İki tepe noktası arasındaki mesafeye karşılık gelen DX değerine dikkat edin. Sağ pencerenin görüntüsündeyken fareye sağ tıklayın ve YG'leri Kaydet'i seçin. Ok simgesine tıkladıktan sonra, YG'ye tıklayın ve bin simgesine tıklayarak silin.

Asetilkolin reseptör şeridinin genişliğini hesaplamak için, araçlar sekmesinin altındaki sol üst panelde yoğunluğu seçin, FWHM'yi belirle simgesine tıklayın ve sıralama kanallarını işaretleyin. Ardından Projeleri Aç sekmesine tıklayın ve analiz edilecek filtrelenmiş görüntüyü seçin. Ardından, sağ pencerenin üst menüsündeki dikdörtgen çiz simgesine tıklayın.

Yatay veya dikey bir şerit seçin ve şeride dik olarak bir dikdörtgen çizin. Orta pencerede bir profil görünür. Sol panelde bulunan Ortalama Projeksiyon menüsünün dikey veya yatay olmasına bağlı olarak, şerit yönünün dikey veya yatay olmasına bağlı olarak tıklayın.

FWHM değerini okumak için orta penceredeki İstatistikler'e tıklayın ve ardından YG'leri daha önce gösterildiği gibi kaydedin ve silin. Floresan alfa-Bungarotoksin ile etiketlenmiş post-sinaptik motor uç plakası, iki fare çizgisinin mutantlarında daha küçük ve parçalanmış görünüyordu. Özelleştirilmiş Image J makroları kullanılarak nöromüsküler bileşke Z yığınlarının nicelleştirilmesi, her iki hastalık fare modelinde kontrollere kıyasla uç plaka hacminde, maksimum yoğunluk projeksiyonunda ve göreceli kıvrımda belirgin bir azalma olduğunu ortaya koymuştur ve nöromüsküler kavşak olgunlaşma kusurlarını göstermektedir.

Image J özel makrosu kullanılarak presinaptik akson terminal dal dağılımının ölçülmesi, immünoetiketlemenin arttığı iki hayvan modelinde nörofilament M dağılımında değişmiş bir model ortaya çıkardı. Sinaptik vezikül glikoprotein 2 boyama yoluyla, Smn 2B / farelerde bitişik sinir terminali aktif bölgeleri olan asetilkolin reseptörü içeren bölgelerin doluluk oranında% 43'lük bir azalma gözlenmiştir. Nöromüsküler bileşke sonrası sinaptik uç plakalarının yönü, floresan alfa-Bungarotoksin etiketlemesi ve yoğunluk profili analizi ile açıkça görselleştirildi.

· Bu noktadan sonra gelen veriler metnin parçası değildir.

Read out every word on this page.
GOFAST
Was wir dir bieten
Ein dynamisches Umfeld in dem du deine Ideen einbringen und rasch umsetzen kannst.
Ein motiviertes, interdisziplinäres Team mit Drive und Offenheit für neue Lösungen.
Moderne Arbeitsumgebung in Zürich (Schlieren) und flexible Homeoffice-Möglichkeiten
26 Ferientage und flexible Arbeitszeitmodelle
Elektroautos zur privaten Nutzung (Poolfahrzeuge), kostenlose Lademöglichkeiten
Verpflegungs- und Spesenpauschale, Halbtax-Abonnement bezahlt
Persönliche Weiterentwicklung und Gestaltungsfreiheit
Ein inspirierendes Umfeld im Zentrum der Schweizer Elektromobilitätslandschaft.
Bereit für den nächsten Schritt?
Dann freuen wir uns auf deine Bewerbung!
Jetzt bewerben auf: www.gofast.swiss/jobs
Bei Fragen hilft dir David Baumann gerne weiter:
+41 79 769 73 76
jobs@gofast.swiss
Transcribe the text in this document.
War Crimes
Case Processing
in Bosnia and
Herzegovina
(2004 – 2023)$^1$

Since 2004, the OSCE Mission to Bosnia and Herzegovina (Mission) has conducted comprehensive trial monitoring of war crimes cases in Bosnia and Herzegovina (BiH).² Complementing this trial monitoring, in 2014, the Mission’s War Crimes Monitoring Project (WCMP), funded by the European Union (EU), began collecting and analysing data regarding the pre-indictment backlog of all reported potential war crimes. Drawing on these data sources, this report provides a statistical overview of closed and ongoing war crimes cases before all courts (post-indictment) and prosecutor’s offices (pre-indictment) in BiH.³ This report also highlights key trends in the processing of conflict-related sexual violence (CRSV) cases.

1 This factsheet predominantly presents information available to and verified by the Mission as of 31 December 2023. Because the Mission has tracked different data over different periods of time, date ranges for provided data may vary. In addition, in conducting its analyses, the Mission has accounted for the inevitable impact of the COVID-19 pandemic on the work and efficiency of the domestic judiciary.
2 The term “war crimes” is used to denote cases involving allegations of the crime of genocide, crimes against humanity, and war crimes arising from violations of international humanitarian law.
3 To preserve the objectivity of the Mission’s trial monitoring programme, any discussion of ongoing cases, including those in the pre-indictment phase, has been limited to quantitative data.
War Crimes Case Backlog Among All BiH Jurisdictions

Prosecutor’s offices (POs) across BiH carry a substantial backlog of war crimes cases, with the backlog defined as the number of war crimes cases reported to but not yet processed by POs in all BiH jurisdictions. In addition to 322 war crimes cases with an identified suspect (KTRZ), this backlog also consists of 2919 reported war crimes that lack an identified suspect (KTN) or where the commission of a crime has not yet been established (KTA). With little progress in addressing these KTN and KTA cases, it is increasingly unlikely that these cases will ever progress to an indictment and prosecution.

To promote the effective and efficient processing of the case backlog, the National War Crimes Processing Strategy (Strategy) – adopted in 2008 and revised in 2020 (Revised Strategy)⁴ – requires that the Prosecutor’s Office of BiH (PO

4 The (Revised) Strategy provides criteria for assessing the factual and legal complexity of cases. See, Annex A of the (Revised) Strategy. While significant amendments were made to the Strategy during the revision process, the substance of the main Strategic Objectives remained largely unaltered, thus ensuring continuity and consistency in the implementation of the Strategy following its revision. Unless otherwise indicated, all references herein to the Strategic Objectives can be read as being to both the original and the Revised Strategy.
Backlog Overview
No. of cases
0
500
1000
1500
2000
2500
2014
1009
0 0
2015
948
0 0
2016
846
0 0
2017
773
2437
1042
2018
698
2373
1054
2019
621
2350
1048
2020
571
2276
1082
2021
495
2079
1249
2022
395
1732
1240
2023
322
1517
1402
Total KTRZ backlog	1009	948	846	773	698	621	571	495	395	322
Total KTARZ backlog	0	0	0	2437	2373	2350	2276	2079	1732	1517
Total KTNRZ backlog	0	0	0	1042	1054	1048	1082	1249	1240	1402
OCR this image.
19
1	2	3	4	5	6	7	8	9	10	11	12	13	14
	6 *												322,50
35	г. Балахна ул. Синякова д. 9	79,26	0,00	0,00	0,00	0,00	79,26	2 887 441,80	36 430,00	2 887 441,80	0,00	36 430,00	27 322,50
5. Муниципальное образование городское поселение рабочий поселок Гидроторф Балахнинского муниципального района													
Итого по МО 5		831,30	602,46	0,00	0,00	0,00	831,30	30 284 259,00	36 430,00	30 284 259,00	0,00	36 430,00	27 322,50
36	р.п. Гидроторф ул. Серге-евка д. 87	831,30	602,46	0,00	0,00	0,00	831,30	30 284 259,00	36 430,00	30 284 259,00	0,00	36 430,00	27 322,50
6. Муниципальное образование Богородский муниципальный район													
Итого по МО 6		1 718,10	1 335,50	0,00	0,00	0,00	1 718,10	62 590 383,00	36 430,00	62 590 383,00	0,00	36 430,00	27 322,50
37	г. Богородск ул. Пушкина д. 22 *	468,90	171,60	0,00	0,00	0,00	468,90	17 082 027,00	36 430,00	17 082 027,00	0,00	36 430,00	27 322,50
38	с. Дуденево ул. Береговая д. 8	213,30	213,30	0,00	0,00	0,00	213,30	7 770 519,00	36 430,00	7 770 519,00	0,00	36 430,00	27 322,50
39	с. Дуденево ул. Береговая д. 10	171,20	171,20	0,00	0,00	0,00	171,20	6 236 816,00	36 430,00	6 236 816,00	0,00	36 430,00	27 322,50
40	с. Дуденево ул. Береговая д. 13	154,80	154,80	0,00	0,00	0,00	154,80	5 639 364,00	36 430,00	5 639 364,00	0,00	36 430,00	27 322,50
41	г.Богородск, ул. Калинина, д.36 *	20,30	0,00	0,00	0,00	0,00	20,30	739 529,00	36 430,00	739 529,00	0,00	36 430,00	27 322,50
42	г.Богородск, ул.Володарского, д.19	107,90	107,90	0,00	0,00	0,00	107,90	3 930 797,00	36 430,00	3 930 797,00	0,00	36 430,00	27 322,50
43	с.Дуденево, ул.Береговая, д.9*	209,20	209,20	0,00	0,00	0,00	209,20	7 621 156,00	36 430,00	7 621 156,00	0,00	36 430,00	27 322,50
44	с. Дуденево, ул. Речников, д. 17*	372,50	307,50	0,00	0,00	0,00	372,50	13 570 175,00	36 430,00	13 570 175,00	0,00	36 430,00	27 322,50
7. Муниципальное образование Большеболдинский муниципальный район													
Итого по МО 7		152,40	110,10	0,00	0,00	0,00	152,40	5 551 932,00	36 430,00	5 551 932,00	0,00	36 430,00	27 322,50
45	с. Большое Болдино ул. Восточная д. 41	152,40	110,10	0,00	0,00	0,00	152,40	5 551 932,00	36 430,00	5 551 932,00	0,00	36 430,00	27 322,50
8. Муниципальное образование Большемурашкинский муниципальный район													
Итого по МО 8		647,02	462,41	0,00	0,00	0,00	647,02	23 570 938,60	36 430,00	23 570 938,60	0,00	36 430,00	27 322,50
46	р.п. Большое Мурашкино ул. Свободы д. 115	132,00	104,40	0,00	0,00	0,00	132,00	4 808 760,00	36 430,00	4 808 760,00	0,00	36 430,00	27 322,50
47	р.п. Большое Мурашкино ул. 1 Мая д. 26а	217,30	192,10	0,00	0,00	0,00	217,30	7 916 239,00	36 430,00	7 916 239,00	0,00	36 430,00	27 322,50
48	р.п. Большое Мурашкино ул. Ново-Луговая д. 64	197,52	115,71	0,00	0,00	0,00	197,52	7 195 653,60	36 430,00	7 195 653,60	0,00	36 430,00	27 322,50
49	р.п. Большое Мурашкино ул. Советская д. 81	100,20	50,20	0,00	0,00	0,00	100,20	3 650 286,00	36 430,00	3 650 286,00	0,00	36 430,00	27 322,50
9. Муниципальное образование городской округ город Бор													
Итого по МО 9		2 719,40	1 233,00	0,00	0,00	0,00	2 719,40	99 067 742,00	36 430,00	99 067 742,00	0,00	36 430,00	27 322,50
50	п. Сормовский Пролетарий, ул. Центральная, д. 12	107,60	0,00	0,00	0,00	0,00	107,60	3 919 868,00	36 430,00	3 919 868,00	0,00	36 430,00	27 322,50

Nöromüsküler bileşke parametrelerinin değerlendirilmesi, mutantların gastroknemius kasındaki asetilkolin reseptör şeritlerinin bileşke mesafesi ve genişliğinde bir artış olduğunu ortaya koydu. Güvenilir sonuçlar elde etmek için, kasları düzgün bir şekilde kızdırmak, kas demetlerini ayırmak için uygulanan güce özellikle dikkat etmek çok önemlidir. Bu protokol, daha önce sadece iletim elektron mikroskobu gibi karmaşık ve zaman alıcı prosedürlerle açıklanan nöromüsküler kavşağın daha derinlemesine morfolojik karakterizasyonunun elde edilmesine yardımcı olabilir.

STED görüntüleme prosedürü, nöromüsküler kavşağı etkileyen hastalıkların patofizyolojisine katkıda bulunan sinaptik öncesi ve sonrası belirteçlerle ilgili yeni anlayışların araştırılmasının yolunu açmıştır.